The Center for Integrative Genomics, Department of Medical Genetics, University of Lausanne, Lausanne, Switzerland.
PLoS Comput Biol. 2011 Jan 20;7(1):e1001054. doi: 10.1371/journal.pcbi.1001054.
The genetic dissection of the phenotypes associated with Williams-Beuren Syndrome (WBS) is advancing thanks to the study of individuals carrying typical or atypical structural rearrangements, as well as in vitro and animal studies. However, little is known about the global dysregulations caused by the WBS deletion. We profiled the transcriptomes of skin fibroblasts from WBS patients and compared them to matched controls. We identified 868 differentially expressed genes that were significantly enriched in extracellular matrix genes, major histocompatibility complex (MHC) genes, as well as genes in which the products localize to the postsynaptic membrane. We then used public expression datasets from human fibroblasts to establish transcription modules, sets of genes coexpressed in this cell type. We identified those sets in which the average gene expression was altered in WBS samples. Dysregulated modules are often interconnected and share multiple common genes, suggesting that intricate regulatory networks connected by a few central genes are disturbed in WBS. This modular approach increases the power to identify pathways dysregulated in WBS patients, thus providing a testable set of additional candidates for genes and their interactions that modulate the WBS phenotypes.

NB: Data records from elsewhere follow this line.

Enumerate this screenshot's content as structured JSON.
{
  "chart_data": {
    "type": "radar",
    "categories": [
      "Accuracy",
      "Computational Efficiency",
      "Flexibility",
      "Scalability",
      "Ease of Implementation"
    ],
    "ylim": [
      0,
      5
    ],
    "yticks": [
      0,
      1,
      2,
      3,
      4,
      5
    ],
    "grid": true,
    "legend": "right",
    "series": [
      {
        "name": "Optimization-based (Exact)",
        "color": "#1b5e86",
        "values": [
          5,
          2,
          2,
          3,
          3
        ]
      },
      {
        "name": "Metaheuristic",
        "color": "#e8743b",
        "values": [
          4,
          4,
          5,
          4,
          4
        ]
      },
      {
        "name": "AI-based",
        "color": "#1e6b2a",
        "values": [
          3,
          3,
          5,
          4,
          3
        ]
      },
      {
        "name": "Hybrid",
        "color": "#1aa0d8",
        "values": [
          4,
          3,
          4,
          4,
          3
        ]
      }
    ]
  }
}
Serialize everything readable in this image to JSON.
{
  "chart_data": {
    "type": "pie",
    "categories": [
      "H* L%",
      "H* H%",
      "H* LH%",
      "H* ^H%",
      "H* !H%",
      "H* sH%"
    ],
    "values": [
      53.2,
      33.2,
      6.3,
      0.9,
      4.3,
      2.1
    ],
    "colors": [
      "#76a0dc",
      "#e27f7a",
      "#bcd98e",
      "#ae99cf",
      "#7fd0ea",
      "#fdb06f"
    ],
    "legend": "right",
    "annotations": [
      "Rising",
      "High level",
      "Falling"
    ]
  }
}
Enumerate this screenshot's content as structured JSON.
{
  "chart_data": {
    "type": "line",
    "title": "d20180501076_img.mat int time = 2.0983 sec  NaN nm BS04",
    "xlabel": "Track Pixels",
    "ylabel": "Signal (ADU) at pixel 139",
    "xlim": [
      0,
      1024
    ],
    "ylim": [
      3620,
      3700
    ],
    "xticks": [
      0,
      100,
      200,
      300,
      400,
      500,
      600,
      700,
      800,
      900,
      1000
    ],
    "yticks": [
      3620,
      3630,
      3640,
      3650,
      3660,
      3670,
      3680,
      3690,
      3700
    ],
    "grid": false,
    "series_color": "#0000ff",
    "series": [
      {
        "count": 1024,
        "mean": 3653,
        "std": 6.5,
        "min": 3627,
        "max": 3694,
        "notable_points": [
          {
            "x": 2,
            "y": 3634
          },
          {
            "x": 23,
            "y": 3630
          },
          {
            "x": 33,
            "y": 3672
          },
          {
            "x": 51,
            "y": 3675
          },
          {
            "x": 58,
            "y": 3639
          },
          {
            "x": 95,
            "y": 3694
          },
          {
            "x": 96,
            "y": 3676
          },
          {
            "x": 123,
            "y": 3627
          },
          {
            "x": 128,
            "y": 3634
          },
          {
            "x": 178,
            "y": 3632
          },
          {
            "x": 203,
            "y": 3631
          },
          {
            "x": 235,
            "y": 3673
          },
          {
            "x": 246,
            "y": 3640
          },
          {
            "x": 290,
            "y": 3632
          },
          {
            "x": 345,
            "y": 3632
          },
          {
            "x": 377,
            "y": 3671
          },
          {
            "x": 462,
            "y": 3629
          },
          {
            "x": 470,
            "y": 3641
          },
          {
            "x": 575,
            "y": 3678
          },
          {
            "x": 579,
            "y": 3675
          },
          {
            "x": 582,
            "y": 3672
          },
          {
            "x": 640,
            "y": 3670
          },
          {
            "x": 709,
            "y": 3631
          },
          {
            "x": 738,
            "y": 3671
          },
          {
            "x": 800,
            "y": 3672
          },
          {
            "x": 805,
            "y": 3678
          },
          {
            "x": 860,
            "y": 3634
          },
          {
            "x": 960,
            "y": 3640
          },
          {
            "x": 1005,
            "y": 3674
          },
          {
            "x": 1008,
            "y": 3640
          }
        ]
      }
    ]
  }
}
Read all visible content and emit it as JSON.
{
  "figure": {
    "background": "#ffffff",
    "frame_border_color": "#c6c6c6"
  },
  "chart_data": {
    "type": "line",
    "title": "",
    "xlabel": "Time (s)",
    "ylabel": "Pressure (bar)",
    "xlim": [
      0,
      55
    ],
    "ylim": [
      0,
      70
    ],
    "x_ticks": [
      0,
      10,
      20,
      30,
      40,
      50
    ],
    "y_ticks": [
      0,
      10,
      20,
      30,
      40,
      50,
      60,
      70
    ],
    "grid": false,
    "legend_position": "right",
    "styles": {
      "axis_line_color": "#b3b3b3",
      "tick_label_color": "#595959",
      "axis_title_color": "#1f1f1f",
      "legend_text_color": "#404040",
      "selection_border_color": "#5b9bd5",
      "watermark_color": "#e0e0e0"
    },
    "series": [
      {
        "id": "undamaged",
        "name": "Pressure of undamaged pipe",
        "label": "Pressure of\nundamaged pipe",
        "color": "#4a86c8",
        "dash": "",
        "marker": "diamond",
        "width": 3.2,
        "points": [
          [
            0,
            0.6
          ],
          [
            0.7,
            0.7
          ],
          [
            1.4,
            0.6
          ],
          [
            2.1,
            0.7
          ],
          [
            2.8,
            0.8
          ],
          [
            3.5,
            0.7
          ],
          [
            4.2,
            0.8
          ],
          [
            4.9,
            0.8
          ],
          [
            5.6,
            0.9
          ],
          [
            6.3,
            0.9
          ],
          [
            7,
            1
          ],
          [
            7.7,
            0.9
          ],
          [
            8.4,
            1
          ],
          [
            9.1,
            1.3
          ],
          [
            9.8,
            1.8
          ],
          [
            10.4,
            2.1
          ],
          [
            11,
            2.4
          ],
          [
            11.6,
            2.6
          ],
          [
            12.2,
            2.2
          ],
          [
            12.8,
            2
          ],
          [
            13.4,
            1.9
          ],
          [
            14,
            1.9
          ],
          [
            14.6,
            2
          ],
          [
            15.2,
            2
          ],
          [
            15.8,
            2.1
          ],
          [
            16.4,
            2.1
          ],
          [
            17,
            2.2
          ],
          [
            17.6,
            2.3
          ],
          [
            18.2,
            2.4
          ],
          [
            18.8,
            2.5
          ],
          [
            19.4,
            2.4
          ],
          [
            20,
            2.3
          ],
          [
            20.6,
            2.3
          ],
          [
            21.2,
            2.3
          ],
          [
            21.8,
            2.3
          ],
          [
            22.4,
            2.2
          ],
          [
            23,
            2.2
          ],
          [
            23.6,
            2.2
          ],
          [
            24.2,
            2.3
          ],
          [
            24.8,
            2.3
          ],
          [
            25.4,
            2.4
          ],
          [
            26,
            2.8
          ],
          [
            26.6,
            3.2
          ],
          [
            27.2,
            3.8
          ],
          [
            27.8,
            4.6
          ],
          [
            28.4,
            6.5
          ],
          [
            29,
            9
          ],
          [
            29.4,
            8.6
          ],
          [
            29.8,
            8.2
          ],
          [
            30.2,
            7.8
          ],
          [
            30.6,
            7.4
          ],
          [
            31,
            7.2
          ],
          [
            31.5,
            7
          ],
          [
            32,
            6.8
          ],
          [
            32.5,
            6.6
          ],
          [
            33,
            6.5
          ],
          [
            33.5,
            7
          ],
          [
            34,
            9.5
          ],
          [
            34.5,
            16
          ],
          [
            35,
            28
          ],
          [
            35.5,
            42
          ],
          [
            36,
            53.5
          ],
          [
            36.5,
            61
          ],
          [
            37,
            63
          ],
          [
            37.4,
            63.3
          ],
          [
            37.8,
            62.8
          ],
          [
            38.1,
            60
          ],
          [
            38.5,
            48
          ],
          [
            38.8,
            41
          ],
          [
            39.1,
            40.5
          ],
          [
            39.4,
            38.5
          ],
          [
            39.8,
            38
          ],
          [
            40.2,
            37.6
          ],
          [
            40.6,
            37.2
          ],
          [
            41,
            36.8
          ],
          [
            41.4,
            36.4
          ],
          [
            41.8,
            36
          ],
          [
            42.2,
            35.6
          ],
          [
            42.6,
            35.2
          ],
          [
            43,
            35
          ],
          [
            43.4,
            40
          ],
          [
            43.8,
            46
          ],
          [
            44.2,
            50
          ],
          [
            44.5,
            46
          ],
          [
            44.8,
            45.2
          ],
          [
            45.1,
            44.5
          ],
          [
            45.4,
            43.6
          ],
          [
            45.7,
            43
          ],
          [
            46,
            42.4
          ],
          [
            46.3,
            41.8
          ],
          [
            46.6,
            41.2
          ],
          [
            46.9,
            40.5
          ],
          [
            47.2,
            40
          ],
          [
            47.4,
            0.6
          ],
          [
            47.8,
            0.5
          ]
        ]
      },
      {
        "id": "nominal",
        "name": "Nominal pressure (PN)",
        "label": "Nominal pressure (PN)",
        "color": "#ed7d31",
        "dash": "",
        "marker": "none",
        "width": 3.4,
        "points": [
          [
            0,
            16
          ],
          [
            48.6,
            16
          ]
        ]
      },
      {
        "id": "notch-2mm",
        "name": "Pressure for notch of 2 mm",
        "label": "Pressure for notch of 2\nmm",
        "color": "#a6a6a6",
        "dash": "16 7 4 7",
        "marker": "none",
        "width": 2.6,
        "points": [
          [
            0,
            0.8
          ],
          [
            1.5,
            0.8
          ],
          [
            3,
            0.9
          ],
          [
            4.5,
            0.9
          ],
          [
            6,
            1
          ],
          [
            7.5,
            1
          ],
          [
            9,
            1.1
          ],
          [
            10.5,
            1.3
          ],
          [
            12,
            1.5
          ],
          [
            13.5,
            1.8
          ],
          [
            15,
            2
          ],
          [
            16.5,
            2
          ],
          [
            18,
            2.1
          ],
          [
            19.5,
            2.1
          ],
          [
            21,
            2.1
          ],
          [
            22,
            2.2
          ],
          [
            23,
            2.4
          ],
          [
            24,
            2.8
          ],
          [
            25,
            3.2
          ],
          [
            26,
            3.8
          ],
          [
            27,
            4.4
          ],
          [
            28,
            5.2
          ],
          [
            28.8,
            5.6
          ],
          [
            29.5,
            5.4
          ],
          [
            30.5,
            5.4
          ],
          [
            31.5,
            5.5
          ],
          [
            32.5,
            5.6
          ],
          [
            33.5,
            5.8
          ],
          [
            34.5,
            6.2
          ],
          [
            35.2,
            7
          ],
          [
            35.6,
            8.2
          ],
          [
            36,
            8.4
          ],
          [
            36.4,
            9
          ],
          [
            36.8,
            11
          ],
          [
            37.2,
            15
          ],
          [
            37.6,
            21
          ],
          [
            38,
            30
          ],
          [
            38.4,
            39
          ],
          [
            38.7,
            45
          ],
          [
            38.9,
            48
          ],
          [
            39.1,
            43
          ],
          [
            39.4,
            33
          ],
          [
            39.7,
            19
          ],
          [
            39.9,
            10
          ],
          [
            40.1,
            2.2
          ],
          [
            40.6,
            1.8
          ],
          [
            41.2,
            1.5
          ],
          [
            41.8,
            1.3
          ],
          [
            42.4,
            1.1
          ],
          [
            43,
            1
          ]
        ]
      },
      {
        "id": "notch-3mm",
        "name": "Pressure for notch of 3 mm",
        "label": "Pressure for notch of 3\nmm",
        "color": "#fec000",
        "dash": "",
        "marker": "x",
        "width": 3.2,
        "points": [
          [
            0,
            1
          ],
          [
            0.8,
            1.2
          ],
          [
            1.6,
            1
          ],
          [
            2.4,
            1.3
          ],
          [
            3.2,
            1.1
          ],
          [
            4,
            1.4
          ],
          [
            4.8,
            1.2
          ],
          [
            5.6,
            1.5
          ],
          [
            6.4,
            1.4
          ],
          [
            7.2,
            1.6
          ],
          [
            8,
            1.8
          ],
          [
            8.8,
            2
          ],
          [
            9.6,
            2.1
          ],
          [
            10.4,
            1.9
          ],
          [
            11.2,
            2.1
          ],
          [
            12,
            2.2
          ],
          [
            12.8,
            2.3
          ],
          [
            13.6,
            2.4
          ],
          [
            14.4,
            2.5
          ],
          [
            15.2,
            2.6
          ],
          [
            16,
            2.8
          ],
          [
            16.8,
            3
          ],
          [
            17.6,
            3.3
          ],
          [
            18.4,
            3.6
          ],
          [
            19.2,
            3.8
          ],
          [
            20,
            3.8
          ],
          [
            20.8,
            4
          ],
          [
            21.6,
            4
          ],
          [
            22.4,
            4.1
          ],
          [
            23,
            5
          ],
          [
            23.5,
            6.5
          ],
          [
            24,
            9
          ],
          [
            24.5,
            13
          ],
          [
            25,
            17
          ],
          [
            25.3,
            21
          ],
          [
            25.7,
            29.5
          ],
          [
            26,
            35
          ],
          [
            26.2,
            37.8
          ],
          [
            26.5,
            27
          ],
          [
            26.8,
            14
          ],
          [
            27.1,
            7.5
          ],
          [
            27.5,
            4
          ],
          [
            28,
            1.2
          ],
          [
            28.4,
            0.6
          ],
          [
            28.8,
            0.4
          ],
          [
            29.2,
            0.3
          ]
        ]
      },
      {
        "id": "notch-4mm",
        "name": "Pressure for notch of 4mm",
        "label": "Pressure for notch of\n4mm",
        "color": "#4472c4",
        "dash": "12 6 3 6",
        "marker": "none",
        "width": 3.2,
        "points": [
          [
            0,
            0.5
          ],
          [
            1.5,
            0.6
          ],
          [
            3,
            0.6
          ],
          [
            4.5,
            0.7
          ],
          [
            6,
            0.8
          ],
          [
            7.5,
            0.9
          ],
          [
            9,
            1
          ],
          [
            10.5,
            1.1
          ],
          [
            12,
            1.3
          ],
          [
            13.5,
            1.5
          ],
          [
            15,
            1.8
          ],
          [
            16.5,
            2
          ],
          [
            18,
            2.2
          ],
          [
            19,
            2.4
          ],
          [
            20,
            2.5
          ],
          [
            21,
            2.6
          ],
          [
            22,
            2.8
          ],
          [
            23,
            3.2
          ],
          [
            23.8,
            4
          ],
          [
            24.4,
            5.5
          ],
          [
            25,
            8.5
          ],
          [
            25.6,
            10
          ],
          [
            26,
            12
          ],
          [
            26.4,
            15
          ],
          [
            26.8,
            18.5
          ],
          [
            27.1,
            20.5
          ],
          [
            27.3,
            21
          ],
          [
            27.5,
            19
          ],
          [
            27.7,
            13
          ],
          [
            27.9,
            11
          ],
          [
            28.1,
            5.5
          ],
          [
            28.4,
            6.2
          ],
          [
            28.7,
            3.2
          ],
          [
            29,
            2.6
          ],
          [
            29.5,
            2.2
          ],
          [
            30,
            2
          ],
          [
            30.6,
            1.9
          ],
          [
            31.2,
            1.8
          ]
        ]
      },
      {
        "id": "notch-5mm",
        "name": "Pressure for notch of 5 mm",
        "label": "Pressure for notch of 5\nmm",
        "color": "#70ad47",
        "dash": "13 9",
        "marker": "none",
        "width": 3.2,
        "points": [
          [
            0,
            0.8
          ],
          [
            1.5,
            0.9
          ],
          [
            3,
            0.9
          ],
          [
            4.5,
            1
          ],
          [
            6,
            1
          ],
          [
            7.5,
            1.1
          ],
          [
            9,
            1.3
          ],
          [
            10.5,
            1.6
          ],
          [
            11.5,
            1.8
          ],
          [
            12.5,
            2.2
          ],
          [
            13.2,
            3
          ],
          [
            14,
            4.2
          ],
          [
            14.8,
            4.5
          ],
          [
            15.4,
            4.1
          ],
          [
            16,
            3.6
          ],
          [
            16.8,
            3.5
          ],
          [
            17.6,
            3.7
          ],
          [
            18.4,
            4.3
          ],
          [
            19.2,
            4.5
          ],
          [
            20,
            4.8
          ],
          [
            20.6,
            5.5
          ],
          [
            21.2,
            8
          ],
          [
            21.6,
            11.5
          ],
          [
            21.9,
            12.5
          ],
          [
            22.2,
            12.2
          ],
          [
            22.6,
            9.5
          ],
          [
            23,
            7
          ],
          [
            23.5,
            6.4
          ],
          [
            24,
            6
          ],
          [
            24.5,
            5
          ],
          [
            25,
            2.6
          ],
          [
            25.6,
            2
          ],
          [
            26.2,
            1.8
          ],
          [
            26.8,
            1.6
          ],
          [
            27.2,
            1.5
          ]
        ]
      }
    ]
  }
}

由于对携带典型或非典型结构重排的个体,以及体外和动物研究的研究,与威廉姆斯-贝伦综合征(WBS)相关表型的遗传剖析正在取得进展。然而,对于 WBS 缺失引起的全局失调知之甚少。我们对 WBS 患者的皮肤成纤维细胞进行了转录组分析,并将其与匹配的对照进行了比较。我们确定了 868 个差异表达的基因,这些基因在细胞外基质基因、主要组织相容性复合体(MHC)基因以及定位于突触后膜的产物的基因中显著富集。然后,我们使用来自人类成纤维细胞的公共表达数据集来建立转录模块,即该细胞类型中共同表达的一组基因。我们确定了在 WBS 样本中平均基因表达发生改变的那些模块。失调的模块通常相互连接并共享多个共同基因,这表明受少数几个核心基因连接的复杂调节网络在 WBS 中受到干扰。这种模块化方法增加了识别 WBS 患者中失调途径的能力,从而为调节 WBS 表型的基因及其相互作用提供了一组可测试的额外候选基因。